山本泰之氏は、2012年3月本田技研工業株式会社(ホンダ)に、バイク部門採用で入社し、現在、株式会社ホンダモーターサイクルジャパン営業部 販売課において、エリアスタッフとして働いている。ホンダの経営戦略において、創業の出発点である二輪車をどのように位置づけてゆくのか。それを実現するための組織、雇用の在り方について講義してもらうことを、授業目的とした。

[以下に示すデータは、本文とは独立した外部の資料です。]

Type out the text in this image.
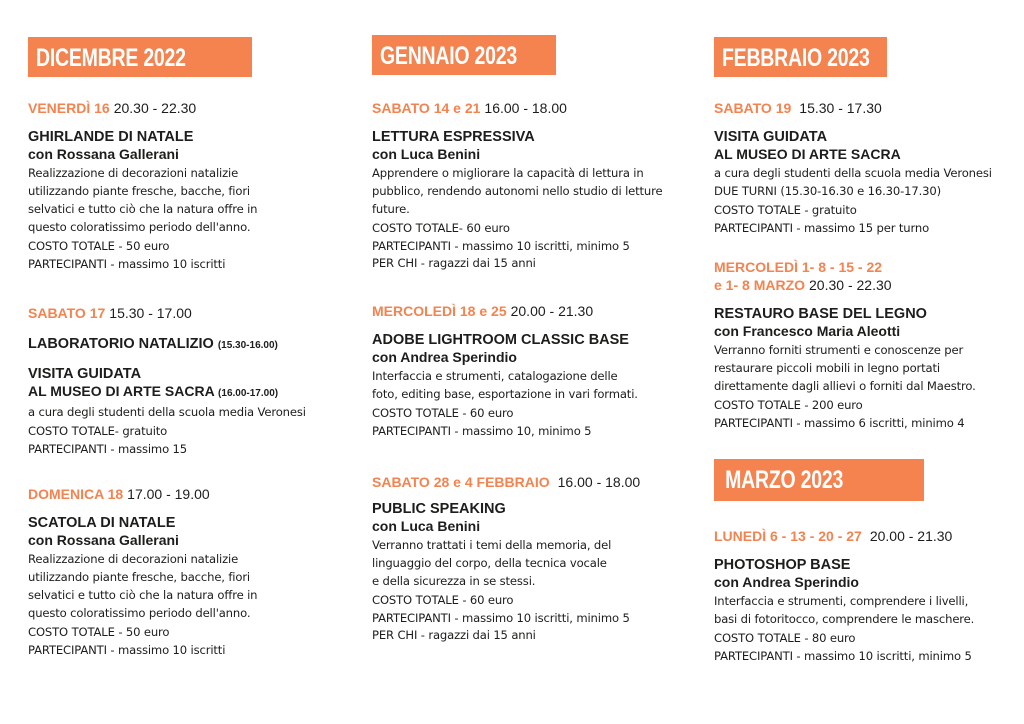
DICEMBRE 2022
VENERDÌ 16 20.30 - 22.30
GHIRLANDE DI NATALE
con Rossana Gallerani
Realizzazione di decorazioni natalizie
utilizzando piante fresche, bacche, fiori
selvatici e tutto ciò che la natura offre in
questo coloratissimo periodo dell'anno.
COSTO TOTALE - 50 euro
PARTECIPANTI - massimo 10 iscritti
SABATO 17 15.30 - 17.00
LABORATORIO NATALIZIO (15.30-16.00)
VISITA GUIDATA
AL MUSEO DI ARTE SACRA (16.00-17.00)
a cura degli studenti della scuola media Veronesi
COSTO TOTALE- gratuito
PARTECIPANTI - massimo 15
DOMENICA 18 17.00 - 19.00
SCATOLA DI NATALE
con Rossana Gallerani
Realizzazione di decorazioni natalizie
utilizzando piante fresche, bacche, fiori
selvatici e tutto ciò che la natura offre in
questo coloratissimo periodo dell'anno.
COSTO TOTALE - 50 euro
PARTECIPANTI - massimo 10 iscritti
GENNAIO 2023
SABATO 14 e 21 16.00 - 18.00
LETTURA ESPRESSIVA
con Luca Benini
Apprendere o migliorare la capacità di lettura in
pubblico, rendendo autonomi nello studio di letture
future.
COSTO TOTALE- 60 euro
PARTECIPANTI - massimo 10 iscritti, minimo 5
PER CHI - ragazzi dai 15 anni
MERCOLEDÌ 18 e 25 20.00 - 21.30
ADOBE LIGHTROOM CLASSIC BASE
con Andrea Sperindio
Interfaccia e strumenti, catalogazione delle
foto, editing base, esportazione in vari formati.
COSTO TOTALE - 60 euro
PARTECIPANTI - massimo 10, minimo 5
SABATO 28 e 4 FEBBRAIO 16.00 - 18.00
PUBLIC SPEAKING
con Luca Benini
Verranno trattati i temi della memoria, del
linguaggio del corpo, della tecnica vocale
e della sicurezza in se stessi.
COSTO TOTALE - 60 euro
PARTECIPANTI - massimo 10 iscritti, minimo 5
PER CHI - ragazzi dai 15 anni
FEBBRAIO 2023
SABATO 19 15.30 - 17.30
VISITA GUIDATA
AL MUSEO DI ARTE SACRA
a cura degli studenti della scuola media Veronesi
DUE TURNI (15.30-16.30 e 16.30-17.30)
COSTO TOTALE - gratuito
PARTECIPANTI - massimo 15 per turno
MERCOLEDÌ 1- 8 - 15 - 22
e 1- 8 MARZO 20.30 - 22.30
RESTAURO BASE DEL LEGNO
con Francesco Maria Aleotti
Verranno forniti strumenti e conoscenze per
restaurare piccoli mobili in legno portati
direttamente dagli allievi o forniti dal Maestro.
COSTO TOTALE - 200 euro
PARTECIPANTI - massimo 6 iscritti, minimo 4
MARZO 2023
LUNEDÌ 6 - 13 - 20 - 27 20.00 - 21.30
PHOTOSHOP BASE
con Andrea Sperindio
Interfaccia e strumenti, comprendere i livelli,
basi di fotoritocco, comprendere le maschere.
COSTO TOTALE - 80 euro
PARTECIPANTI - massimo 10 iscritti, minimo 5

まず、山本氏の入社後約4年半の経歴と、それを通じた(株)ホンダにおける雇用の在り方についての紹介がなされた。氏は、研修の後に、二輪の海外営業、すなわち、ブラジルをはじめ、南米現地法人の営業サポートに携わった。その後、二輪車輸出業務、さらに、現地法人サポートの経験を生かした業務標準化プロジェクトを担当した後、子会社である株式会社ホンダモーターサイクルジャパンに出向して、国内での二輪車の販売営業を行っている。氏によると、ホンダはこのような形で若いうちから様々な業務に携わることを通じて社員の成長を促している。ただし、氏の場合少し配置転換が頻繁であるとのことであった。また、氏の積極性もあるが、入社後すぐに、責任のある仕事を任せられることがホンダの特徴であるとされた。現在の、国内営業の仕事に関わって、二輪市場における、ハーレー・ダビットソンや、それに追随するカワサキのコンセプト重視、販売店のディーラー化の成功に対して、ホンダが遅れをとっており、そのことの打開策を探るのが氏の課題であることが紹介された。

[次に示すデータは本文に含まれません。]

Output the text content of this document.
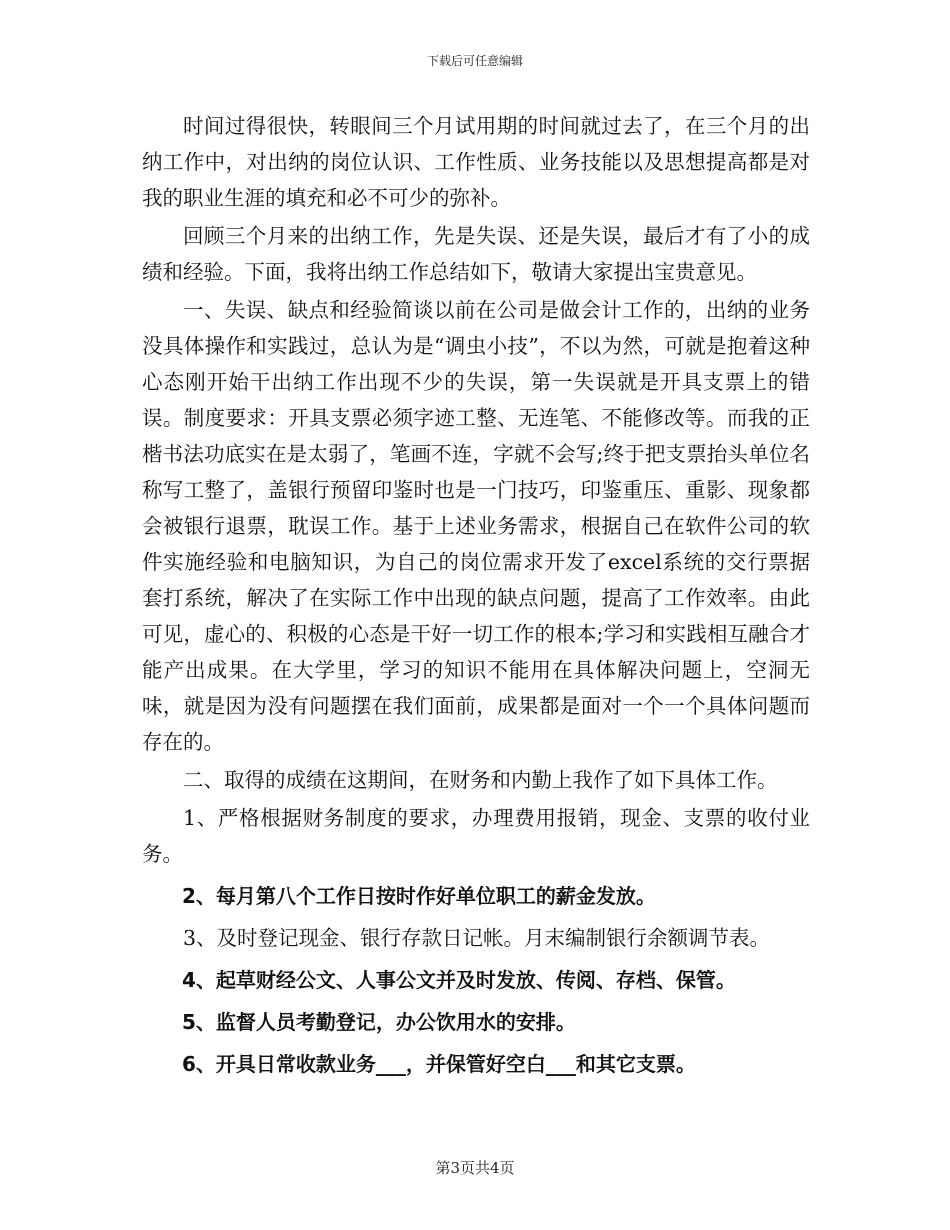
下载后可任意编辑

时间过得很快，转眼间三个月试用期的时间就过去了，在三个月的出纳工作中，对出纳的岗位认识、工作性质、业务技能以及思想提高都是对我的职业生涯的填充和必不可少的弥补。

回顾三个月来的出纳工作，先是失误、还是失误，最后才有了小的成绩和经验。下面，我将出纳工作总结如下，敬请大家提出宝贵意见。

一、失误、缺点和经验简谈以前在公司是做会计工作的，出纳的业务没具体操作和实践过，总认为是“调虫小技”，不以为然，可就是抱着这种心态刚开始干出纳工作出现不少的失误，第一失误就是开具支票上的错误。制度要求：开具支票必须字迹工整、无连笔、不能修改等。而我的正楷书法功底实在是太弱了，笔画不连，字就不会写;终于把支票抬头单位名称写工整了，盖银行预留印鉴时也是一门技巧，印鉴重压、重影、现象都会被银行退票，耽误工作。基于上述业务需求，根据自己在软件公司的软件实施经验和电脑知识，为自己的岗位需求开发了excel系统的交行票据套打系统，解决了在实际工作中出现的缺点问题，提高了工作效率。由此可见，虚心的、积极的心态是干好一切工作的根本;学习和实践相互融合才能产出成果。在大学里，学习的知识不能用在具体解决问题上，空洞无味，就是因为没有问题摆在我们面前，成果都是面对一个一个具体问题而存在的。

二、取得的成绩在这期间，在财务和内勤上我作了如下具体工作。

1、严格根据财务制度的要求，办理费用报销，现金、支票的收付业务。

2、每月第八个工作日按时作好单位职工的薪金发放。

3、及时登记现金、银行存款日记帐。月末编制银行余额调节表。

4、起草财经公文、人事公文并及时发放、传阅、存档、保管。

5、监督人员考勤登记，办公饮用水的安排。

6、开具日常收款业务___，并保管好空白___和其它支票。

第3页共4页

参加者(ゼミ生19名、ゼミ生以外1名)から、山本氏の就職活動、ホンダにおける雇用の実態などについて質問が出され、それに対する回答の形で、報告が補足された。とくに、ホンダにおいては、年功昇進システムが維持されていることから、氏の実績に基づく評価要求が抑えられ、転職を模索した時期もあったことが紹介された。実際に、転職が高い比率であることも指摘された。他方、労働時間等については、36協定に基づく30時間の残業が厳格に守られており、午後9時以降は強制的に退社させられ、仕事の持ち帰りも認められないこと、有給休暇取得が100%であること、これらの点で、ホンダは働き方の1つの典型であることも指摘された。 総じて、日本の大企業における若い社員の働き方、あるいは、働かせ方についての興味深い報告と質疑となった。二輪市場の今後の在り方、そこでのホンダの戦略については、質問は出なったが、参加者も十分納得した説明を聞けた。授業目的を達成できたと考える。